Saturday, December 14, 2013


Jogjakarta and its sister city Surakarta, known as Solo, are the centers of Indonesian batik process. Some batik is still handmade and dyed, with wax used to resist colors. It's similar to the way Ukrainian Easter eggs are made.

Joyce from Shanghai and I squeezed in an hour to learn how batik is made and create our own souvenirs (cost: 50,000 rupiah or about $4.50). The last time I made batik was summer camp.
The factory has hundreds of stamps. They're used to apply wax.

We selected a border and the stamps, and then pressed wax onto white fabric. This man pressed a second time, to improve our work.

This is Joyce's.

Once the wax is applied, the fabric is dipped in dye, often multiple times.

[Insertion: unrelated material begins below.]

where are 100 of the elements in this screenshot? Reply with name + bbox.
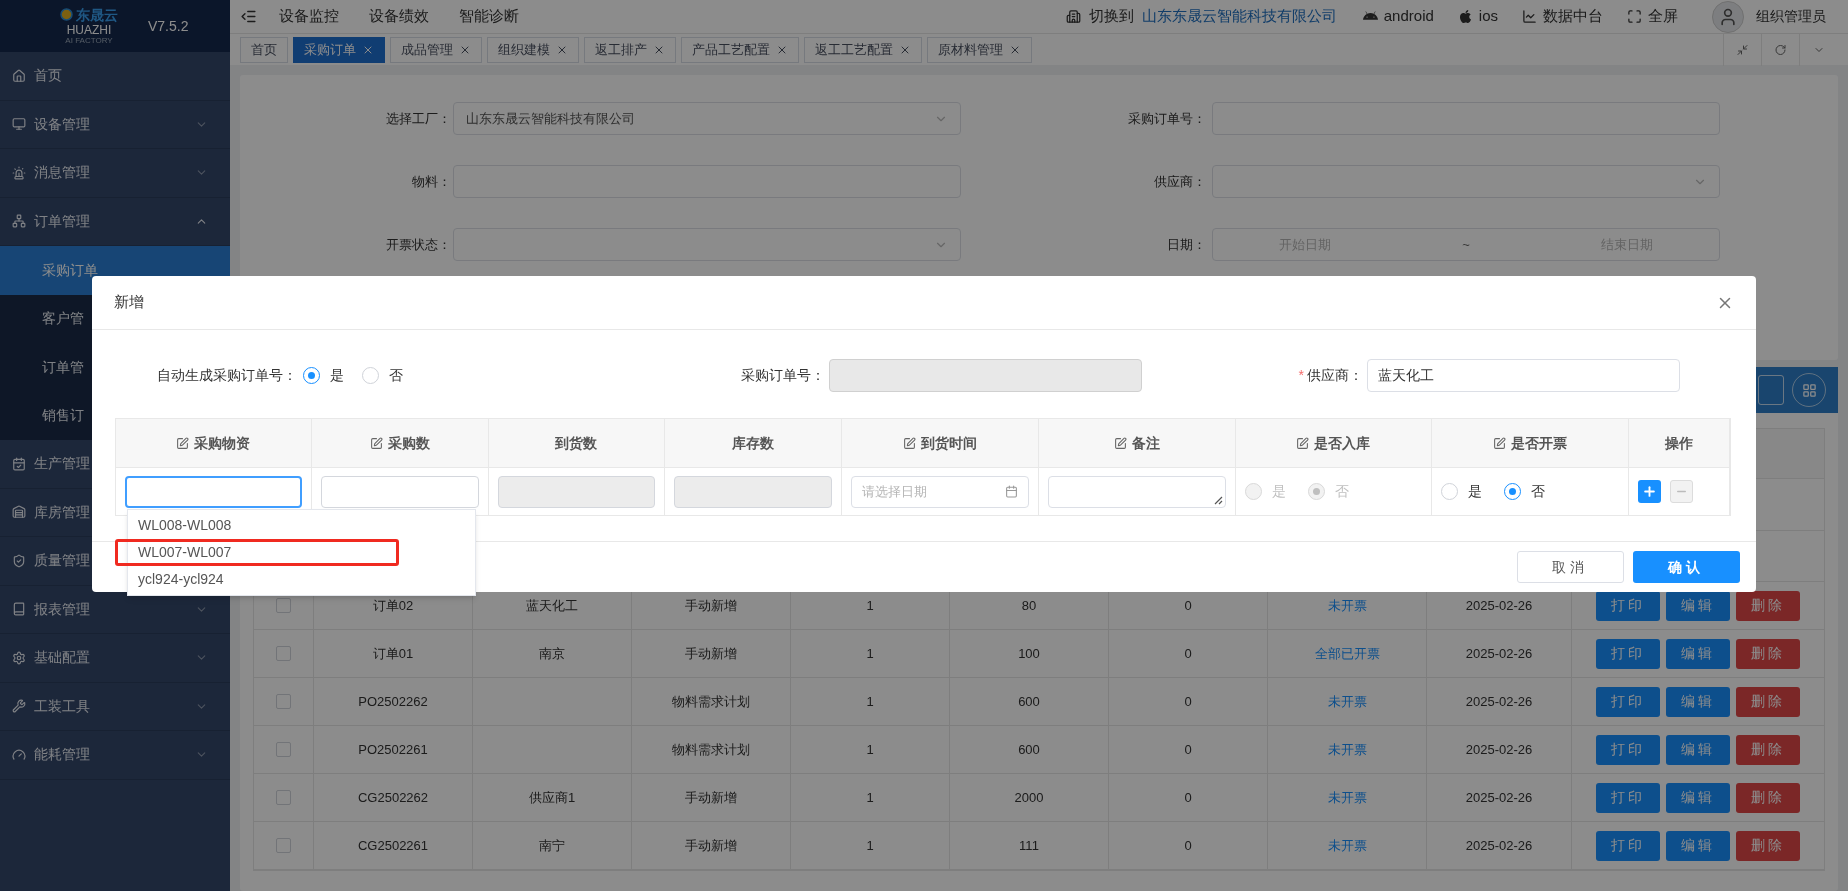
row-action-button[interactable]: 删除 (1736, 590, 1800, 621)
row-action-button[interactable]: 编辑 (1666, 590, 1730, 621)
table-cell-text: 蓝天化工 (526, 596, 578, 615)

We only had time for one color (blue) plus white.

After dying, the fabric is boiled to remove the wax, which is reused.
Here a few workers are painstakingly applying wax for detail.

The ends are sewn on an old Chinese Butterfly sewing machine. Then the fabric is ironed and placed in a gift bag. All in about 90 minutes.

Note that the accent in "batik" is on the first syllable, not the way Americans pronounce it. BAH-tik, not buh-TEAK.

Bonus points if you spot the error in my batik.